Gay-Rights Group To John Roberts: Everyone's Not 'Falling Over Themselves' To Back Gay Marriage

WASHINGTON -- The way Chief Justice John Roberts sees it, gay rights advocates have it pretty easy.

Referring to the "sea change" in public opinion about gay marriage, Roberts said during oral arguments on Wednesday in the Defense of Marriage Act (DOMA) case that politicians were "falling over themselves" to endorse gay marriage.

"I suppose the sea change has a lot to do with the political force and effectiveness of people representing, supporting your side of the case?" Roberts asked attorney Roberta Kaplan, who is representing Edith Windsor. "You don't doubt that the lobby supporting the enactment of same sex-marriage laws in different states is politically powerful, do you?"
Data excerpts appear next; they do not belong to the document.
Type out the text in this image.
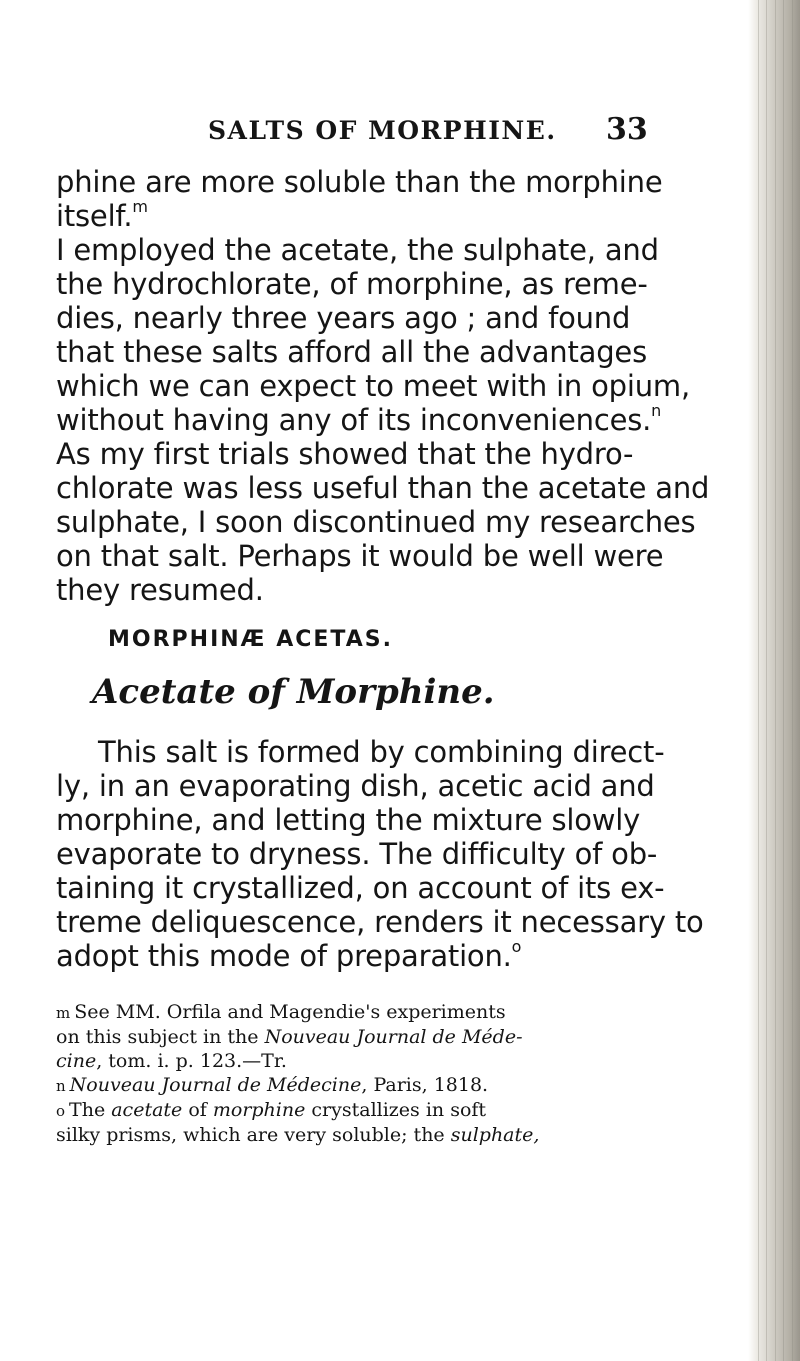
SALTS OF MORPHINE. 33
phine are more soluble than the morphine
itself.$^m$
I employed the acetate, the sulphate, and
the hydrochlorate, of morphine, as reme-
dies, nearly three years ago ; and found
that these salts afford all the advantages
which we can expect to meet with in opium,
without having any of its inconveniences.$^n$
As my first trials showed that the hydro-
chlorate was less useful than the acetate and
sulphate, I soon discontinued my researches
on that salt. Perhaps it would be well were
they resumed.
MORPHINÆ ACETAS.
Acetate of Morphine.
This salt is formed by combining direct-
ly, in an evaporating dish, acetic acid and
morphine, and letting the mixture slowly
evaporate to dryness. The difficulty of ob-
taining it crystallized, on account of its ex-
treme deliquescence, renders it necessary to
adopt this mode of preparation.$^o$
m See MM. Orfila and Magendie's experiments
on this subject in the Nouveau Journal de Méde-
cine, tom. i. p. 123.—Tr.
n Nouveau Journal de Médecine, Paris, 1818.
o The acetate of morphine crystallizes in soft
silky prisms, which are very soluble; the sulphate,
Brian Moulton, legal director for the Human Rights Campaign, said it's important to take a step back when taking a look at the political power held by gay-rights supporters, calling Roberts' comments "frustrating."

"When you look at the court looking at protections for women in the late 70s, the court still concluded they were not politically powerful despite the fact that they had succeeded in passing laws to prohibit sex discrimination in employment nationwide," Moulton told The Huffington Post. "They really looked at, well, how well-represented are women in Congress and in state legislatures and really looked at it together with this history of discrimination."

"You hear the term political power and you think, OK, that means are people getting their voices heard, are they on the news. Maybe your immediate thought is, oh, well come to think of it, look at all this news around the Supreme Court, all the change on marriage in the last several years, if not the last couple of weeks, that does seem like a lot of political power," Moulton said.

"But then you step back and think, OK, well in 30 states, LGBT people have been unsuccessful in stopping their legislators and their neighbors from voting their families out of those state constitutions and are still a minuscule proportion of any legislature or Congress," Moulton added. "These are the kind of people who are never going to be able to achieve power in the decision-making bodies to be able to vindicate their rights on their own."